顎関節症の多くの患者さんには何らかの咬み合せの異常が見られます。
しかし患者さん自身は咬み合わせの異常を自覚できない事が多いのです。
咬み合わせの異常が関節頭の位置の異常を起こし、関節に関連する筋肉やじん帯のバランスを崩し、色々の痛みや不快症状を引き起こします。
関節頭の移動により下顎全体の位置の異常が起きます。
ほとんどの場合は咬み合わせが低くなり、関節頭が後ろに移動します。
細い首の骨に支えられた大きく重い頭蓋骨の中で、下顎骨の安定した位置が微妙に変化する事で、下顎骨を取り巻く筋肉だけでなく、頭骸骨を正常に保っている筋肉までもが異常な緊張を示し、その位置の異常に順応しようとし、その結果様々な症状として現れてきます。

症状としては、
・関節痛首の後方の筋肉の痛み
・頭痛
・口が開かない
・関節の異常音
・肩こり
・手の痺れ
・腰の痛み
・生理不順
・偏頭痛
等が起こります。

顎関節症の治療

今現れている痛み不快症状の除去し、咬み合わせを狂わせている原因を特定し取り除きます。
顎関節症を起こさないよう、正しい下顎の位置で咬み合わせを作っていきます。

具体的に治療法を説明します。
口腔内口腔外の審査を行い痛みの部位痛みの強さを調べます。
診断および疼痛不快症状の軽減の目的でミニスプリントと呼ばれる1センチ角のレジンブロックを第一小臼歯に入れ、食事会話以外は外さないでもらいます。
スプリントを入れてそこで咬み合わせた瞬間から痛みが消えるか、軽減する方がほとんどです。
ミニスプリントを入れる事により、痛みが楽になれば咬み合わせ起因する顎関節症であると診断出来ます。
短い方では1週間、長くなれば治療として数週間以上スプリントを入れてもらいます。
後は原因を見つけ出し正しいか咬み合わせの位置を作っていきます。
原因が明らかな場合はスプリントを入れずに咬み合わせの調整だけで終わる場合や、左右に顎を動かしたとき障害になる部分を削るだけで治る場合もあります。
また状況によっては、全体的に冠を作り直さなければならない場合や、入れ歯を作り直さなければならない事もあります。
インプラントを植えてしっかり咬める場所を作らなければ治らない場合もありますが、ほとんどの場合は奥歯の咬み合わせを高くして、前方に下顎を移動させたところが安定した咬合位となります。
要は顎の関節が安定してストレスのない場所を見つけ出して、物を咬める場所を作らねばならないのです。
治った後も顎関節症は再発しやすい病気でもある為、予防歯科的な考えを持ち6ヶ月毎の定期検査を行い、再発に備えなければならないと考えています。

※顎関節治療の実際

右の顎関節痛で口が開かない、右のこめかみあたりの筋肉が痛むなどの症状で来院されました。
向かって左側、右の第一小臼歯部にミニスプリントを装着したところ、装着直後痛みは軽減し口も開くようになりました。
1週後には症状は消えまいしたが、根本的な原因としては歯並びの悪さが考えられましたので、矯正専門医を紹介し受診を勧めました。
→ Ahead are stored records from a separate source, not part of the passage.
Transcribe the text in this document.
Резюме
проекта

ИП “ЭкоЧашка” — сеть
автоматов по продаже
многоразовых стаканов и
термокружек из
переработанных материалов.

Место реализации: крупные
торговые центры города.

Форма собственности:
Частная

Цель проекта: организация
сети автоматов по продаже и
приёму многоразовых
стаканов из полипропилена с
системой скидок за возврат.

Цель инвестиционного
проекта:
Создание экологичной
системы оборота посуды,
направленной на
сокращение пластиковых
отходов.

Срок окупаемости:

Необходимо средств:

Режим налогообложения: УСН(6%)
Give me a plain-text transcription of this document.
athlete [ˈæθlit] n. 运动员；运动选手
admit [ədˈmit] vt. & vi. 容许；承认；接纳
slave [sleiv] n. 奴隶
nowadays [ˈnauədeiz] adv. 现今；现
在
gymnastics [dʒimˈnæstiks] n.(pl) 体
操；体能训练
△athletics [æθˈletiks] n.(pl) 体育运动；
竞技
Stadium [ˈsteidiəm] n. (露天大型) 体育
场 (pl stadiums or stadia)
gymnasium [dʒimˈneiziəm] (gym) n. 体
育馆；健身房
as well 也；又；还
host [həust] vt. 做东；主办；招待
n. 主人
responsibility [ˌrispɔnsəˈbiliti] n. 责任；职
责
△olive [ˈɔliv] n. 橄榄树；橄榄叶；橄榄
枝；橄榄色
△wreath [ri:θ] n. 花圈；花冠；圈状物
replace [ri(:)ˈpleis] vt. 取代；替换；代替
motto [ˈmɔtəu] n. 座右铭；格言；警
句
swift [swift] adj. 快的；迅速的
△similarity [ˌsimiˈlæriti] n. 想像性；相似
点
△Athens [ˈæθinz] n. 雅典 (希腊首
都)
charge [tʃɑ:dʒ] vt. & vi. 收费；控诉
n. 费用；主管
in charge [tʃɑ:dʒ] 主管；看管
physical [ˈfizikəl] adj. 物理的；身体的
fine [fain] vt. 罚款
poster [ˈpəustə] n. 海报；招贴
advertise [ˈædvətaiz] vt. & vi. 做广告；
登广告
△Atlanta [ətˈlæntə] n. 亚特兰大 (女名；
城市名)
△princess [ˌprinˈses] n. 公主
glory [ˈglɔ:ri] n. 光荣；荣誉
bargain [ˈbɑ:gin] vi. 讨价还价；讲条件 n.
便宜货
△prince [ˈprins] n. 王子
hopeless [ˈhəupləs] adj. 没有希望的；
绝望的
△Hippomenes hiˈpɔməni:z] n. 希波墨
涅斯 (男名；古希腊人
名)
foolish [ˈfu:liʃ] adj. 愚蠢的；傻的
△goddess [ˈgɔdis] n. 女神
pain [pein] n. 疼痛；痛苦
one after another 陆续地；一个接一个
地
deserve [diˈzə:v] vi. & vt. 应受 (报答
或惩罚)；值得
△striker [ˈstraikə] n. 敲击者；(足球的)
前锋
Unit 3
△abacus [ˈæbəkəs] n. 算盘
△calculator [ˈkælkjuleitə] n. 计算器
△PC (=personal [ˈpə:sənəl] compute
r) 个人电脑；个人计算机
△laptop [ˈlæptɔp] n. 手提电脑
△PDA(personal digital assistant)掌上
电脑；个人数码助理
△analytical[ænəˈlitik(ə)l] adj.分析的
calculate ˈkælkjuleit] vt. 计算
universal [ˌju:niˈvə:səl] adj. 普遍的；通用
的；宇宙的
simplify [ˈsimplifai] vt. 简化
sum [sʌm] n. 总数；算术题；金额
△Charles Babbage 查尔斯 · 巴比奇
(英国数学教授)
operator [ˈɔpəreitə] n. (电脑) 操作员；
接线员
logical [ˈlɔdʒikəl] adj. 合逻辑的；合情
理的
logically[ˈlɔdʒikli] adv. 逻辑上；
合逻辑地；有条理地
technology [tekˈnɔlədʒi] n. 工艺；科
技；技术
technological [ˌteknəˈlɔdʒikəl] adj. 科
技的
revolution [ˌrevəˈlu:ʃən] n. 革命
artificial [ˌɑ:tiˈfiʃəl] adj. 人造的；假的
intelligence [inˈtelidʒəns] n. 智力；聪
①第一小臼歯部にミニスプリントを作り下の歯が一点でぶつかるようにします。
②原因としては歯並びの悪さが考えられましたので、矯正専門医を紹介し受診を勧めました。

③ミニスプリントの表
④ミニスプリントの裏

以前に矯正治療の経験のある患者さんで右の顎関節症の症状で来院されました。
最初は右にミニスプリントを作りましたが症状は改善せず、1週後左にもミニスプリントを作ったところ、これにより症状は改善しました。
原因としては奥歯のかみ合わせが考えられ、かみ合わせの調整のみで治す事が出来ました。

①最初は右にミニスプリントを作ったが、症状は改善しなかった為、1週後左にもミニスプリントを作り症状は改善しました。
②原因としては奥歯のかみ合わせが考えられ、かみ合わせの調整のみで治すことができました。

初診時に奥歯がぐらぐらの状態で物が噛めないという訴えで来院されました。
抜歯や歯槽膿漏の治療後、インプラントを植えてかみ合わせを安定させました。
顎関節の痛みや筋肉痛・関節の音(クリック音)等の顎関節症状がありましたが、仮の歯を作り症状の出ないところで安定させました。
仮の歯の状態で3カ月おき症状の安定を確かめ最終的なクラウンを作り、インプラントを植えて奥歯のかみ合わせを安定させると、多くの方に体調の回復がみられます。
かみ合わせの不安定さにより顎関節に痛みはなくても、体のあちこちにひずみがあらわれ体調不良が現われたと考えています。
かみ合わせを安定させる事により、顎関節が正常の位置にもどり体調が回復したと考えられます。
治療後2年間、顎関節症の再発はありません。

①初診時には奥歯でしっかり噛めるところが2か所しかありませんでしたので、抜歯する歯を決めました。
②抜歯を行い、早めにインプラントを植えて仮歯を作りかみ合わせを安定させていきます。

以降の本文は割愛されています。